“Mr. Mayor” Review


Created by Tina Fey and Robert Carlock, NBC’s “Mr. Mayor” follows Neil Brenner, played by Ted Danson, and his mayoral staff as they struggle to run Los Angeles post-pandemic. After premiering on January 7, 2021, “Mr. Mayor” completed its first season with nine mediocre episodes.

“Mr. Mayor” discusses LA’s issues in a dramatic and humorous way. Fey writes about a panic in LA due to an avocado shortage, the importance of the first throw at a Dodger’s game and the dangers that palm trees bring to LA. The problems are ridiculous and so out of the blue that it’s hard not to laugh at the chaos these issues bring. Although the acting is subpar and the characters are overplayed stereotypes, such as the phone-obsessed teenager, the quintessential hipster LA natives, the out-of-touch dad and the dumb-but-lovable coworker, the plot is intriguing and lighthearted.

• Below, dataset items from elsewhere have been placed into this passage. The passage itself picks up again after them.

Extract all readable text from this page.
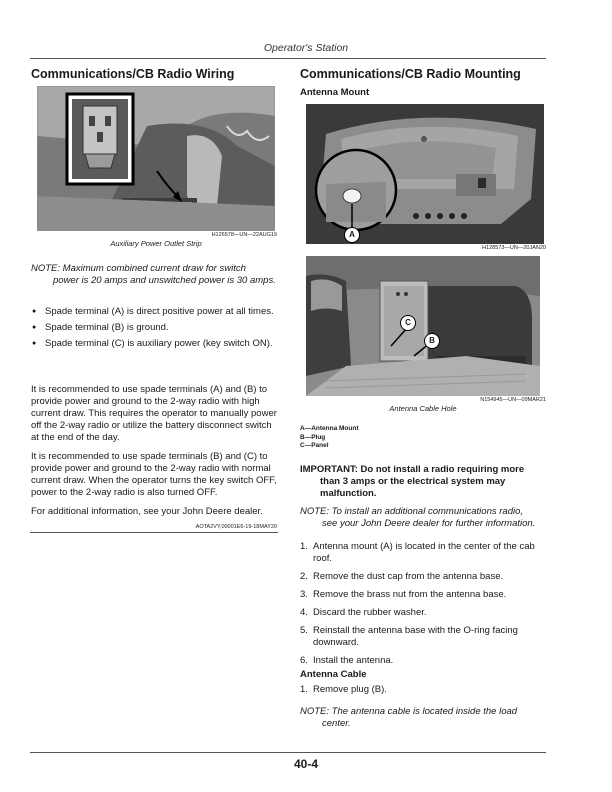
Operator's Station
Communications/CB Radio Wiring
H126578—UN—22AUG19
Auxiliary Power Outlet Strip

NOTE: Maximum combined current draw for switch
power is 20 amps and unswitched power is 30 amps.

● Spade terminal (A) is direct positive power at all times.
● Spade terminal (B) is ground.
● Spade terminal (C) is auxiliary power (key switch ON).

It is recommended to use spade terminals (A) and (B) to provide power and ground to the 2-way radio with high current draw. This requires the operator to manually power off the 2-way radio or utilize the battery disconnect switch at the end of the day.

It is recommended to use spade terminals (B) and (C) to provide power and ground to the 2-way radio with normal current draw. When the operator turns the key switch OFF, power to the 2-way radio is also turned OFF.

For additional information, see your John Deere dealer.

AOTA2VY,00001E6-19-18MAY20
Communications/CB Radio Mounting

Antenna Mount

A
H128573—UN—20JAN20
C
B
N154945—UN—09MAR21
Antenna Cable Hole

A—Antenna Mount

B—Plug

C—Panel

IMPORTANT: Do not install a radio requiring more
than 3 amps or the electrical system may malfunction.

NOTE: To install an additional communications radio,
see your John Deere dealer for further information.

1. Antenna mount (A) is located in the center of the cab roof.
2. Remove the dust cap from the antenna base.
3. Remove the brass nut from the antenna base.
4. Discard the rubber washer.
5. Reinstall the antenna base with the O-ring facing downward.
6. Install the antenna.

Antenna Cable

1. Remove plug (B).

NOTE: The antenna cable is located inside the load
center.

40-4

“Mr. Mayor” focuses more on the dynamics between drastically different characters.
For example, Arpi Meskimen, played by Holly Hunter, and Neil Bremmer are two adversaries who work together. Bremmer is an older, more conservative man who is often wrapped up in his personal issues. Contrastingly, Meskimen is a slightly younger, no-nonsense deputy mayor whose ideas are on the complete opposite side of the spectrum as Bremmer’s. This leads to a clashing of two powerful forces, neither of which wants to yield, which makes some interesting and funny drama. Unfortunately, the character dynamics don’t make up for other areas where the show falls short.

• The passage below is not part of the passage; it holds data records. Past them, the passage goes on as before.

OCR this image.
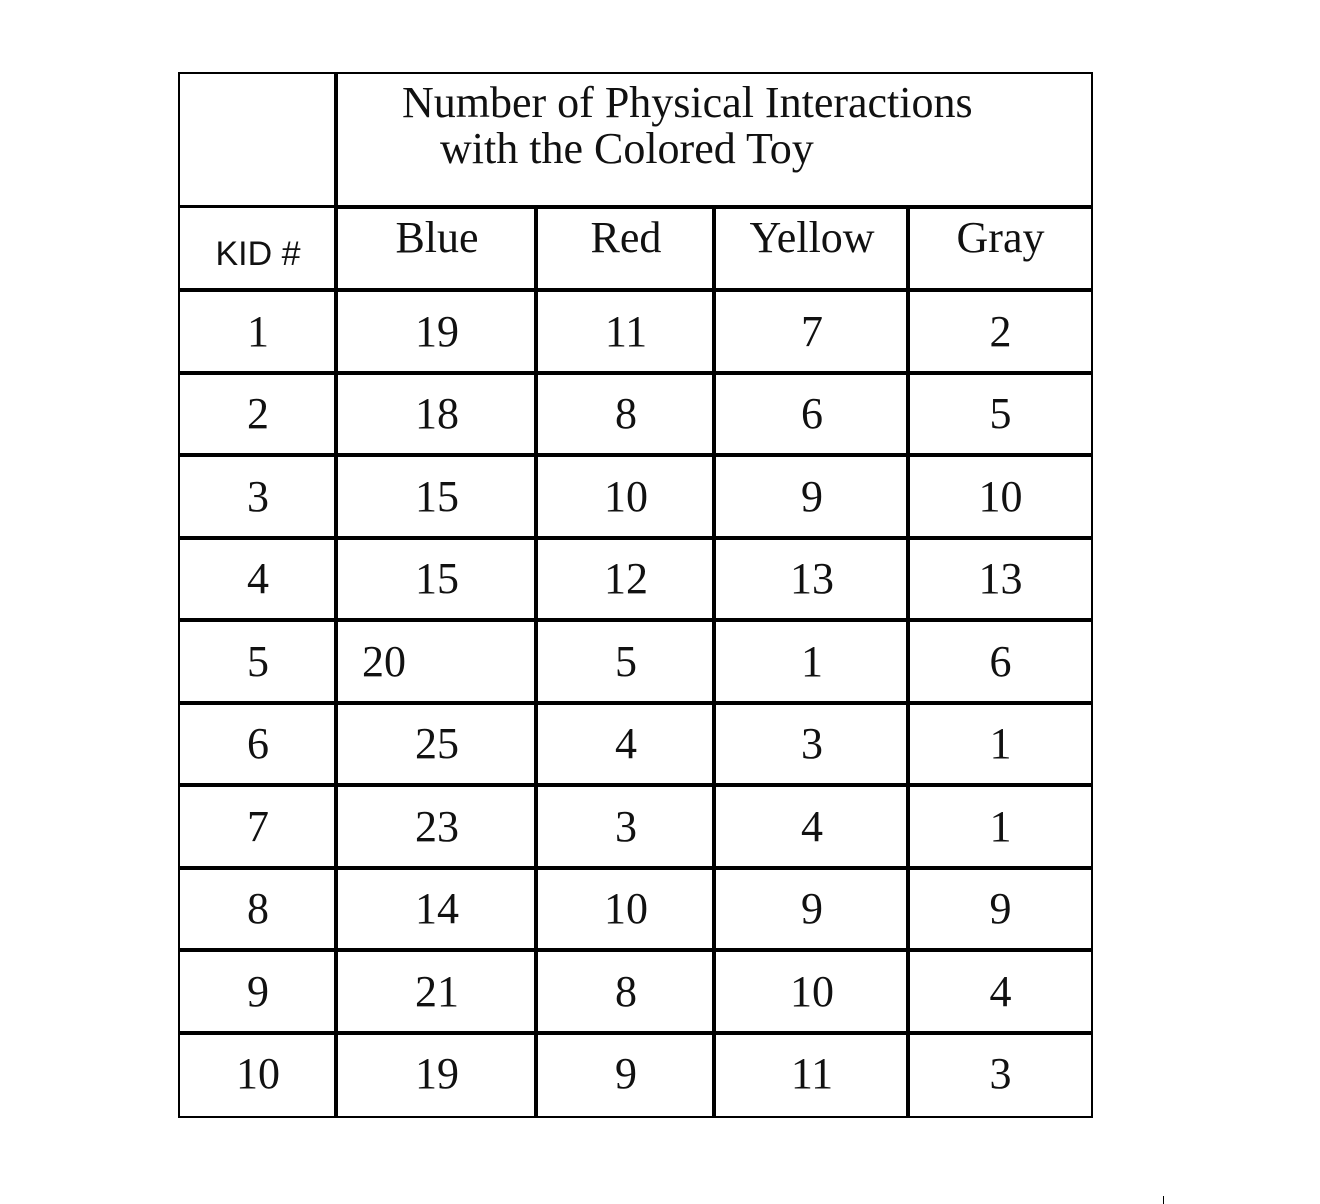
Number of Physical Interactions
with the Colored Toy
KID #	Blue	Red	Yellow	Gray
1	19	11	7	2
2	18	8	6	5
3	15	10	9	10
4	15	12	13	13
5	20	5	1	6
6	25	4	3	1
7	23	3	4	1
8	14	10	9	9
9	21	8	10	4
10	19	9	11	3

Similar to many shows these days, “Mr. Mayor” struggles with understanding teenagers, and with that, the only young character is poorly written and annoying. Her storylines often only focus on social media and being embarrassed by her father which makes her a very 2D character that, to me, isn’t relatable to many teen viewers.

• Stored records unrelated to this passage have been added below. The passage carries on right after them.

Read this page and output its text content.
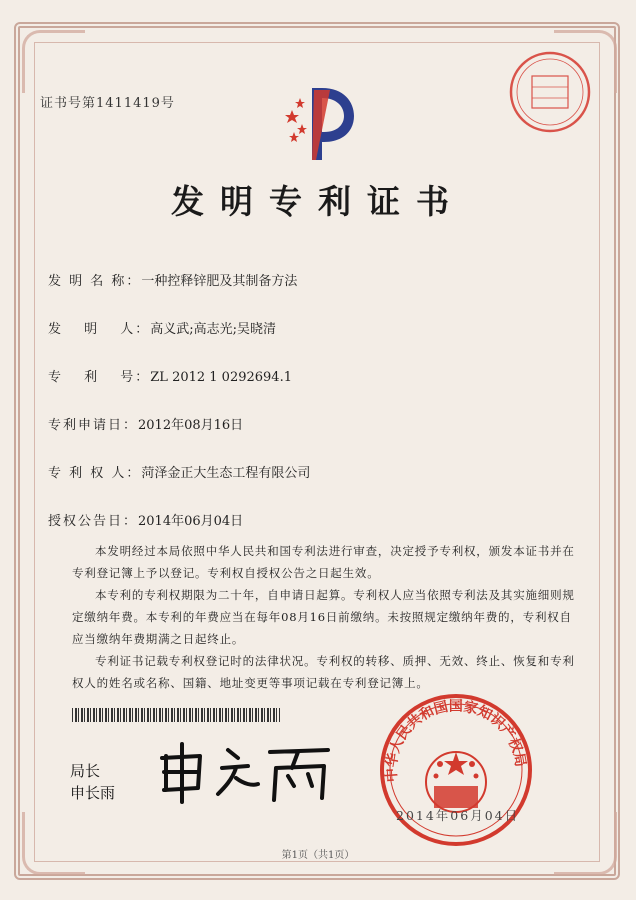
证书号第1411419号
发明专利证书
发 明 名 称：一种控释锌肥及其制备方法
发 　明 　人：高义武;高志光;吴晓清
专 　利 　号：ZL 2012 1 0292694.1
专利申请日：2012年08月16日
专 利 权 人：菏泽金正大生态工程有限公司
授权公告日：2014年06月04日

本发明经过本局依照中华人民共和国专利法进行审查，决定授予专利权，颁发本证书并在专利登记簿上予以登记。专利权自授权公告之日起生效。

本专利的专利权期限为二十年，自申请日起算。专利权人应当依照专利法及其实施细则规定缴纳年费。本专利的年费应当在每年08月16日前缴纳。未按照规定缴纳年费的，专利权自应当缴纳年费期满之日起终止。

专利证书记载专利权登记时的法律状况。专利权的转移、质押、无效、终止、恢复和专利权人的姓名或名称、国籍、地址变更等事项记载在专利登记簿上。

局长
申长雨
中华人民共和国国家知识产权局
2014年06月04日
第1页（共1页）
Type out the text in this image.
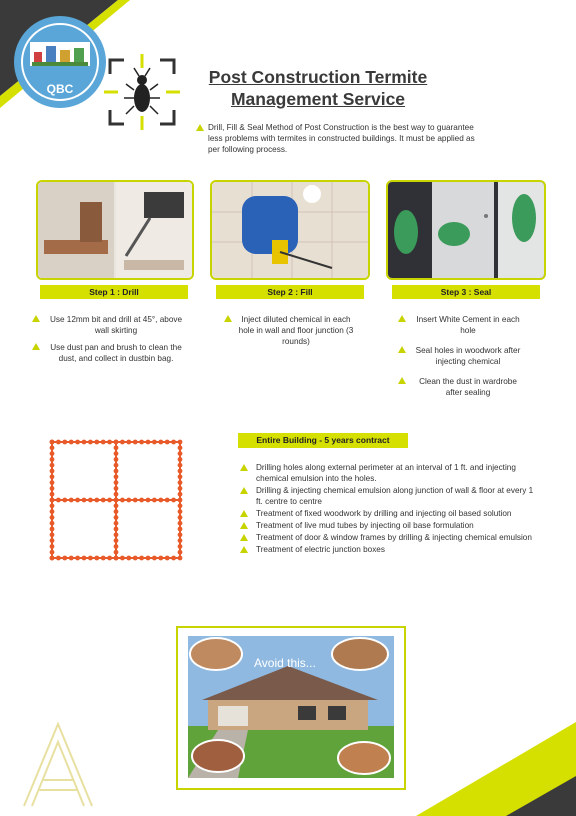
QBC
Post Construction Termite
Management Service

Drill, Fill & Seal Method of Post Construction is the best way to guarantee less problems with termites in constructed buildings. It must be applied as per following process.

Step 1 : Drill	Step 2 : Fill	Step 3 : Seal
Use 12mm bit and drill at 45°, above wall skirting
Use dust pan and brush to clean the dust, and collect in dustbin bag.
Inject diluted chemical in each hole in wall and floor junction (3 rounds)
Insert White Cement in each hole
Seal holes in woodwork after injecting chemical
Clean the dust in wardrobe after sealing
Entire Building - 5 years contract
Drilling holes along external perimeter at an interval of 1 ft. and injecting chemical emulsion into the holes.
Drilling & injecting chemical emulsion along junction of wall & floor at every 1 ft. centre to centre
Treatment of fixed woodwork by drilling and injecting oil based solution
Treatment of live mud tubes by injecting oil base formulation
Treatment of door & window frames by drilling & injecting chemical emulsion
Treatment of electric junction boxes
Avoid this...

The show features celebrity cameos including Andi MacDowell, Chrissy Teigen and David Spade. Actors Ted Danson, Bobby Moynihan and Holly Hunter are, in my opinion, the only good actors in the show, and their characters are the most enjoyable. They seem to be the only actors who understand their roles and approach them from a more analytical angle to determine the cadence of their speech and what their body movement would be like. Also, they have more acting credits than most of their cast members and tend to be in higher-quality films.

On the other hand, the plot of each episode is original and well-written. The twenty-minute episodes allow the storylines to be concluded in a satisfying way and similar to other NBC shows; the next episode doesn’t rely on the former.

While I don’t think “Mr. Mayor” is the next big thing, it is nice to have as a fun watch in-between shows. Due to the poor acting and difficult characters, it isn’t easy to binge-watch, although you could try. If you are interested in watching it, it is available for free streaming on Peacock, Hulu and NBC.